Снова киваю. — Понимаю. А что насчет снов? Вы видите его во сне?
Она нахмурилась. — Не совсем. Но, я вижу, повторяющийся сон. В нём, я иду вниз по темному коридору. Думаю, что это восточное крыло зала Мальборо, нашего семейного дома, но не уверена. Мне кажется, что во сне я много моложе, потому что мои босые ноги очень малы, а ногти на пальцах покрыты розовым лаком, но они грязные и накрашены кое-как.
Неосознанно она обняла себя. — Подойдя к двери, я неожиданно начинаю испытывать чувство обреченности. Хочу развернуться и уйти, но не могу. Всё моё тело пронизывает страх — я дрожу. Боюсь, что меня стошнит, но поворачиваю ручку и открываю дверь.
Она поднимает дрожащую руку и потирает затылок, будто приглаживает вставшие дыбом волоски на задней части шеи.
— Я оказываюсь в неокрашенной, с голым полом, пустой комнате. В ней ничего нет, кроме кресла-качалки, которое раскачивается само по себе. Так если бы ее кто-то только что качнул. Я чувствую немой ужас, витающий в воздухе, что-то очень плохое случилось в этой комнате. В этот момент, я просыпаюсь в холодном поту, испуганная, растерянная, и создается ощущение, что я в страшной опасности.
Я удивленно уставился на неё. Все было вовсе не так, как казалось мне сначала.
— Посещаете ли вы психиатра?
— Да. Я вижусь с доктором Гринхолф раз в неделю.
— Ясно. И последний вопрос. Как вы себя почувствовали, когда впервые увидели свою семью?
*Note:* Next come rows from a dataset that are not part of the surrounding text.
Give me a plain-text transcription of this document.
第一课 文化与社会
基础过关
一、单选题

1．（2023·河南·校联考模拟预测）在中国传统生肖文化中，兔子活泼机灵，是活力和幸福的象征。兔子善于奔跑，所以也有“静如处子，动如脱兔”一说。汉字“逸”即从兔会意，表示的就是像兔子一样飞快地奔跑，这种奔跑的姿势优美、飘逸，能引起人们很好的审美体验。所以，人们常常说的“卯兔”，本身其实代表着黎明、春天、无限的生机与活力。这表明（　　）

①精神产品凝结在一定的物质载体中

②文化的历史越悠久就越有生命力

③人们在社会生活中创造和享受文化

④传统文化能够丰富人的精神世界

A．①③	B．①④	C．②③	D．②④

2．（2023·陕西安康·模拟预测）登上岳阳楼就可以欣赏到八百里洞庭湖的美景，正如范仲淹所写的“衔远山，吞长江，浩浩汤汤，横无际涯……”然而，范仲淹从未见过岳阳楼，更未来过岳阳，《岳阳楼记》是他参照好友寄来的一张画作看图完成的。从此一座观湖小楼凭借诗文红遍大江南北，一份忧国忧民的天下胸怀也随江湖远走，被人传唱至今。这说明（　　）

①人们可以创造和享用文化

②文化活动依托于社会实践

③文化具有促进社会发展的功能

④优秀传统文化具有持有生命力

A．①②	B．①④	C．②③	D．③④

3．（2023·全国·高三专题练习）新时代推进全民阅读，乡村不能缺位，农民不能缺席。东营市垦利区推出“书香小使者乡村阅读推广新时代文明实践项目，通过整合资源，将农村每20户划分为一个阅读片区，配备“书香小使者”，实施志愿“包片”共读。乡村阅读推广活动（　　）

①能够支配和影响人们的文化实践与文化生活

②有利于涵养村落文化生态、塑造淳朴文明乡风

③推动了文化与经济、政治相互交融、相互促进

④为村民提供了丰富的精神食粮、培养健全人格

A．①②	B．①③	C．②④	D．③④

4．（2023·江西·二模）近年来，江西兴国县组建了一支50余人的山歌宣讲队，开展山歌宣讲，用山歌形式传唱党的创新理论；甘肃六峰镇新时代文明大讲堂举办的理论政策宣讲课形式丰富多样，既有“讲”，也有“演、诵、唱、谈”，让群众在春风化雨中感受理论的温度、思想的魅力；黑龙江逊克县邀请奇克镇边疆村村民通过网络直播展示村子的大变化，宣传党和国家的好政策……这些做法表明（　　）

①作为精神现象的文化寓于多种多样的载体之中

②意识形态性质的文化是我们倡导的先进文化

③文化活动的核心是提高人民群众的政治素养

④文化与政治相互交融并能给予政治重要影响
Она смущенно заерзала в кресле. — Не знаю. Я едва могла поверить, когда они сказали, что были моей семьей.
— Почему?
— Это покажется странным.
— В каком смысле?
Непонятное выражение промелькнуло на ее лице. Она сцепила руки на коленях.
— Боюсь, вы сочтете меня жутко неблагодарной.
— Доверьтесь мне.
Она облизнула губы и, глядя мне прямо в глаза, сказала:
— Потому что я не чувствовала любви к ним вообще… и не имело значения, что они говорили мне или делали.